1-Alkyl-sn-glycero-3-phosphate: acyl-CoA acyltransferase in rat brain microsomes.

1-Alkyl-sn-glycero-3-phosphate:acyl-CoA acyltransferase activity was found in six rat tissues: heart, spleen, brain, kidney, liver, and lung. The enzyme in rat brain showed highest specific activity in the microsomal fraction and its properties were studied in detail. Triton X-100 and bovine serum albumin were found to stimulate the activity of the enzyme. It was found that Triton X-100 affects the acyltransferase activity differentially depending on the acyl-CoA donor. Albumin reversed the inhibition caused by a high concentration of 1-alkyl-sn-glycero-3-phosphate. The enzyme was shown to be stereospecific in acylating the alkylglycerophosphate substrate.
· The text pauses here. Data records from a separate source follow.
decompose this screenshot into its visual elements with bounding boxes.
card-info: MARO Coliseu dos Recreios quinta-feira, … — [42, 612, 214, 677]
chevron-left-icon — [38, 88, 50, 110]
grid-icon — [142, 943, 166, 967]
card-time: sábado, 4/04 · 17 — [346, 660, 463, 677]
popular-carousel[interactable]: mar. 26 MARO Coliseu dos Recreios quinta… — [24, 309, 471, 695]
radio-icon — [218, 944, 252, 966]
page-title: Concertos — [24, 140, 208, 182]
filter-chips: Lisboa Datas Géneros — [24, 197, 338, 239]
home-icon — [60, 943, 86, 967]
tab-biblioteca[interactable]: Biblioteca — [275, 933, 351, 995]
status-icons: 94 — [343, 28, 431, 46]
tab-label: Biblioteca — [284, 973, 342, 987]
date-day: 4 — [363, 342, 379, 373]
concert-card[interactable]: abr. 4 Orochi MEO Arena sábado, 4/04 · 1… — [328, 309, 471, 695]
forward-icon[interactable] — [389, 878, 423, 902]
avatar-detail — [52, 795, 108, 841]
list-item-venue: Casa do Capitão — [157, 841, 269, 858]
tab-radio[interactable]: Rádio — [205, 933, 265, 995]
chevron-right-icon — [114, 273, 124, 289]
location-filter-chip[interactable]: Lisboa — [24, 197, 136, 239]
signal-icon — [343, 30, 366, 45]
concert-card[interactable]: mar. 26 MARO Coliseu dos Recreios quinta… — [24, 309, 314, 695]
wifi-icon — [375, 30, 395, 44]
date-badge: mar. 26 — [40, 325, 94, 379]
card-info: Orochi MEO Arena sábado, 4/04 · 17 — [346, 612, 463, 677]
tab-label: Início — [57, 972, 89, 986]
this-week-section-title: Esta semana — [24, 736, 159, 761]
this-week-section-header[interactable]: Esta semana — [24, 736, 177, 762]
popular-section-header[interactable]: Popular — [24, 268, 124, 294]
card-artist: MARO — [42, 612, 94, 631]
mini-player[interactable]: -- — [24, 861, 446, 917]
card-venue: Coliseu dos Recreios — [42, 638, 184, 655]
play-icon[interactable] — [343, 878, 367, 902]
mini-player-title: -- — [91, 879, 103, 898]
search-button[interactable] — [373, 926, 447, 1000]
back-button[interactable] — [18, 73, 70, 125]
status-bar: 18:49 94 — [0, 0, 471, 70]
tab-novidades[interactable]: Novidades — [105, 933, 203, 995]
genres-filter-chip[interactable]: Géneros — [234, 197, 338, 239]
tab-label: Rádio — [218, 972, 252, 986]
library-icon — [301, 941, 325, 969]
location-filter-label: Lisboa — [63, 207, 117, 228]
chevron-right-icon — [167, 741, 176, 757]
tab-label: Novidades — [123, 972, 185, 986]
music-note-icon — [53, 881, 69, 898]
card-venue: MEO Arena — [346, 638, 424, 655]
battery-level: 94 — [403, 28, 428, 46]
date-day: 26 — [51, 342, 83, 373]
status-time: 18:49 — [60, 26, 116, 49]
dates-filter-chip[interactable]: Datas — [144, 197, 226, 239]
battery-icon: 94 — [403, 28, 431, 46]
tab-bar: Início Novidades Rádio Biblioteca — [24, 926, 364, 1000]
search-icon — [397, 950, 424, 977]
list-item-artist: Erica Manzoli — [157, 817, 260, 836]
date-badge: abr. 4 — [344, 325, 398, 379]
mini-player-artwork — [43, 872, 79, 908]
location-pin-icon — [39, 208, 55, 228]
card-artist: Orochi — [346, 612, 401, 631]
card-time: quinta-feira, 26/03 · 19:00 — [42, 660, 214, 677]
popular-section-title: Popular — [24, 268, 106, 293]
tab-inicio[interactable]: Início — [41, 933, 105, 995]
Only the 1-alkyl-sn-glycero-3-phosphate isomer, not the other optical enantiomer, was active with brain acyltransferase. Evidence is presented to show that this enzyme is different from 1-acyl-sn-glycero-3-phosphate:acyl-CoA acyltransferase. Investigations of the specificity of the brain acyltransferase activity for different acyl-CoA species (16:0, 18:0, 18:2, 20:4, 22:4, 22:6) showed a selectivity which was dependent on the alkylglycerophosphate concentration. At low 1-alkyl-sn-glycero-3-phosphate concentration the enzyme selected polyunsaturated acyl-CoA species over saturated species. Providing a low but continuous amount of 1-alkyl-sn-glycero-3-phosphate to the acyltransferase was accomplished by the in situ enzymatic reduction of alkyldihydroxyacetone phosphate with NADPH in the incubation mixtures. The acyl composition of ether-containing phosphoglycerides in rat brain microsomes, as well as the free fatty acid composition, was determined. Alkenylacylglycerophosphorylethanolamine contains a high percentage of 22:6 ester, and alkenylacylglycerophosphorylcholine contains a large amount of 16:0 ester. Comparison of the acyl-CoA specificity of 1-alkyl-sn-glycero-3-phosphate acyltransferase and ether/glycerolipid acyl composition suggests that this acyltransferase could partially determine the composition of acyl groups in ether lipids.